Wait, is Kuro much more self aware than I thought? She always acted as if she never had any feelings and was just a really good friend (or felt like she could never compare), but I suppose that was the idea.
I think the implication in the previous chapter (chapter 25)––when Kuro's otaku friends fill Iroha in on the previous relationship of Kuro and Fijishiro––is that Kurokawa has been suppressing an attraction to Fujishiro since long before she and Fujishiro became friends. We get those panels where the otaku Kurokawa of old stares unself-consiously at Fujishiro as she hangs out with the other gyarus, and we're told that Kurokawa's friends found it "scary," like they couldn't fathom Kurokawa's fixation (interestingly, it seems like Izumi is looking bemused towards Kurokawa in this flashback, while Miki and Fujishiro and the other one are oblivious to Kurokawa's stare––I wonder if that's intimating a story element yet to be explored?). And I imagine Kurokawa has rationalized her intense preoccupation to herself all along by convincing herself she's a "Fujishiro–stan." She has probably felt that her feelings towards Fujishiro couldn't be love because she and Fujishiro weren't, in her eyes, social equals. But it starts to suggest that Kurokawa showing up for Fujishiro's breakup with her boyfriend might be less of a coincidence than it seemed at first. Perhaps Kurokawa subconsciously elected to become a voyeur at that moment––she could have scurried away when she saw Fujishiro and her boyfriend coming. The panels showing Kurokawa staring at Fujishiro in chapter 25 maker Kurokawa look as if she's in a trance.
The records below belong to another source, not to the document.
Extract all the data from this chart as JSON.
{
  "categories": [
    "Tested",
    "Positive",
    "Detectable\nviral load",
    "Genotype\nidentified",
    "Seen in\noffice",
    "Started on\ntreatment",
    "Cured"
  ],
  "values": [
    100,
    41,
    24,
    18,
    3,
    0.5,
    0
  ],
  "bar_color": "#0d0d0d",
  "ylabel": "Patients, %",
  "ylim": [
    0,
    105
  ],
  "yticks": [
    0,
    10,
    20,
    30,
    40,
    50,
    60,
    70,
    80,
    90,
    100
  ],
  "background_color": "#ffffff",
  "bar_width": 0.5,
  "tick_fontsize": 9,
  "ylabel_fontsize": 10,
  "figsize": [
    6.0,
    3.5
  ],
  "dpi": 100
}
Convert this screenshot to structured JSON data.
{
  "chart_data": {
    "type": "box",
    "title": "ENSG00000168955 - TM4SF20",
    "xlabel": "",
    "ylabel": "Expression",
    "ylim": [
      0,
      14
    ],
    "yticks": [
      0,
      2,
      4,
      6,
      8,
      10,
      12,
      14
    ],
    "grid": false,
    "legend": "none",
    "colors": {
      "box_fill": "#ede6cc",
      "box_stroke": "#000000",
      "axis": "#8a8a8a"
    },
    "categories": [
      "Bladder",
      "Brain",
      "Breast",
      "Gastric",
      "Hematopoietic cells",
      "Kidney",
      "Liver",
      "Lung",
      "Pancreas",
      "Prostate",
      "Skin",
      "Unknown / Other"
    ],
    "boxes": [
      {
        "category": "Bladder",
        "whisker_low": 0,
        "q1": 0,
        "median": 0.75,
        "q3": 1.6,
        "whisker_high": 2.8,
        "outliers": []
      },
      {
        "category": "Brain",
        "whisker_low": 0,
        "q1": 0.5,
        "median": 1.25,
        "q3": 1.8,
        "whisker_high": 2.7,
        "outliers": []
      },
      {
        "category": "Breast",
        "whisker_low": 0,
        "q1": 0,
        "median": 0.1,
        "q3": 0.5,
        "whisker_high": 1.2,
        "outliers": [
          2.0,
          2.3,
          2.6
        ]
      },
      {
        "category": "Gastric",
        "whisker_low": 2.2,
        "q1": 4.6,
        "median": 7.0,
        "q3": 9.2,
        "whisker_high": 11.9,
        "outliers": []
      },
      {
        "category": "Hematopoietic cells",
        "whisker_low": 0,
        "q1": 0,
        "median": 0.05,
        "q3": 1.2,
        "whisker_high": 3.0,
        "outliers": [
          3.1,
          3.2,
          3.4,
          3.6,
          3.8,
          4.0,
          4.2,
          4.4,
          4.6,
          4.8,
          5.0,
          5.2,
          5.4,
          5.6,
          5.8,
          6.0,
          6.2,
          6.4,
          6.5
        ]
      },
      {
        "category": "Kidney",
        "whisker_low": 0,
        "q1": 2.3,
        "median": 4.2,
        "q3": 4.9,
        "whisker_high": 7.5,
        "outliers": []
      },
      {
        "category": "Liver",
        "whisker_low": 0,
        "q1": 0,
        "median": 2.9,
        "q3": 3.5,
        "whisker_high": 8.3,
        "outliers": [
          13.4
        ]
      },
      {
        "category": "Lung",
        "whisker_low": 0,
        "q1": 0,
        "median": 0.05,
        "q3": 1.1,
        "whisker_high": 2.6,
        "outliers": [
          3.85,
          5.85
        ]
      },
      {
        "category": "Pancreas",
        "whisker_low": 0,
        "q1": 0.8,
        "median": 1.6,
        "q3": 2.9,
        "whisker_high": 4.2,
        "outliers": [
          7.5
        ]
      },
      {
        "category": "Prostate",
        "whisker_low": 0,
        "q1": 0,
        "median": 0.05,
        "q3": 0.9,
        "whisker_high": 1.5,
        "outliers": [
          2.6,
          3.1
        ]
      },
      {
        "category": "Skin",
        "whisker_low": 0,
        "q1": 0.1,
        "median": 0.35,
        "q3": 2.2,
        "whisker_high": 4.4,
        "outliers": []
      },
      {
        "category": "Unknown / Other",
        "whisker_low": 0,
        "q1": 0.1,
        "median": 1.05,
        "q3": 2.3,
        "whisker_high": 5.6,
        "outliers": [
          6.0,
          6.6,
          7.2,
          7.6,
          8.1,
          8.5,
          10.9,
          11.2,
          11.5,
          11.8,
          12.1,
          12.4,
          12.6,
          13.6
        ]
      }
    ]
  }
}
Every chapter that ends with Fujishiro looking like her feelings just got smushed and not understanding why is making my heart hurt, but hopefully an explosion of jealousy is going to erupt from her in subsequent chapters. I like what's been done with the story so far, but I do feel like the volatile Fujishiro of the early chapters––the one that was ready to blow up her own life every time she flew off the handle at someone––has mellowed out a lot over the course of the series. Reading the backmatter in the 2nd collection, the author mentions that the series was only supposed to run for two volumes initially––and it does seem at around that point that Fujishiro starts to back off a little and sublimate some of her edge (if you want your series to stretch out longer, the character can't be quite so aggressive all the time, I suppose). After that second volume the supporting characters start to take on a lot more life, and in there you have the Izumi arc that pretty much hijacks what was the main drama of the series up until that point. That move was surprising and the arc turned out to be really moving, but I think it ended up introducing a level of emotional intensity to the series that I imagine the main romance––which was heretofore a lot frothier––might struggle to match. So I think it would be good to see that impulsive, emotive side of Fujishiro re-emerge, especially when dealing with her own feelings––ones that she clearly doesn't yet understand. A slightly darker Kurokawa is probably a good move towards making the ultimate romantic conflict between them more intense. If Kurokawa is a little more intractable in her belief that Fujishiro is on a level Kurokawa can't touch, it's going to make it harder for Fujishiro to eventually press her case and assert her own feelings––once she figures those feelings out.